What he wrote here: Some of his finest works, including ‘The Rime of the Ancient Mariner‘, ‘Kubla Khan‘, ‘Frost at Midnight‘, ‘Christabel‘ and ‘This Lime Tree Bower my Prison’.
John Clare – John Clare Cottage
About the house: The birthplace and family home of the ‘Northamptonshire Peasant Poet’, this cottage, in the village of Helpston, was home to John Clare from 1793 to 1832. A chronicler of rural life, Clare’s popular first poems captured a vivid snapshot of English nature, despite his lack of formal learning. Now owned by the John Clare Trust, the house has been restored using traditional building methods to tell the story of Clare and his work. Particular attention has been paid to the garden, where visitors can experience the flora of an early 19th century cottage garden and imagine the rural landscape as Clare would have experienced it in his day.
What he wrote here: While in Helpston Clare produced his earliest and most loved poems, including the collections Poems Descriptive of Rural Life and Scenery and The Village Minstrel, and Other Poems. His last poem written here, The Midsummer Cushion inspired a local tradition where, each year, the students of Helpston’s primary school lay traditional flower cushions on the poet’s grave to honour their most famous resident.
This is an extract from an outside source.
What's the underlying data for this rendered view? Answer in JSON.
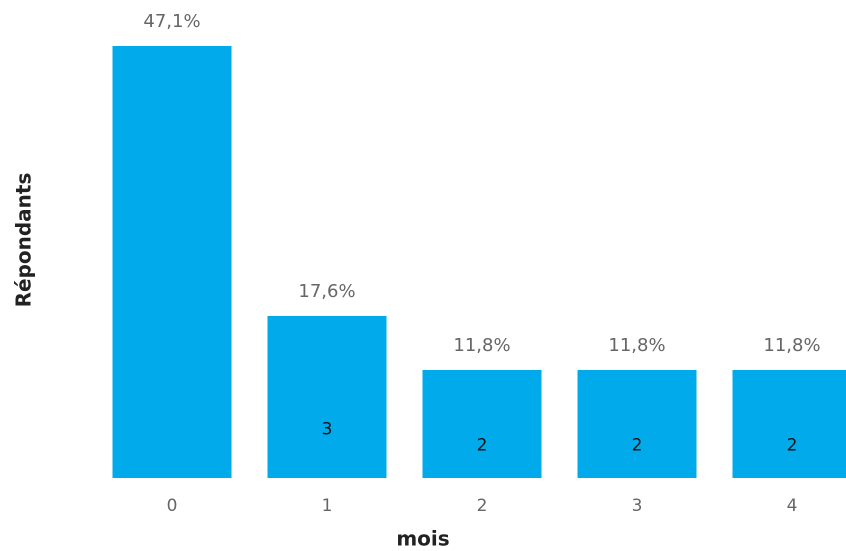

Samuel Johnson – Dr Johnson’s House
About the house: Essayist, critic, poet and lexicographer, Samuel Johnson lived at number 17 Gough Square in the City of London, a five storey 17th century home, between 1748 and 1759. Born in Staffordshire, Johnson spent most of his adult life in London, of which he proclaimed ‘When a man is tired of London, he is tired of life’. Of the 18 different properties he lived in in London, Dr Johnson’s House is the only one to survive to today. During his tumultuous life and influential career, Johnson made a lasting impact on English literature as a great critic and acclaimed lexicographer. Today the house tells the story of Samuel Johnson’s life; the museum collection includes 40 manuscripts, mostly in his hand, some personal items, and a collection of prints, drawing and oil paintings of his contemporaries. Johnson was a lover of cats and his favourite cat, Hodge, is immortalised in a statue outside the house, depicting a cat sat atop a dictionary.
What he wrote here: In the garret of the house Johnson composed A Dictionary of the English Language which he remarkably wrote single-handedly in just 7 years. Johnson’s feat was the most popular and influential dictionary until the publication of the Oxford English Dictionary nearly 200 years later.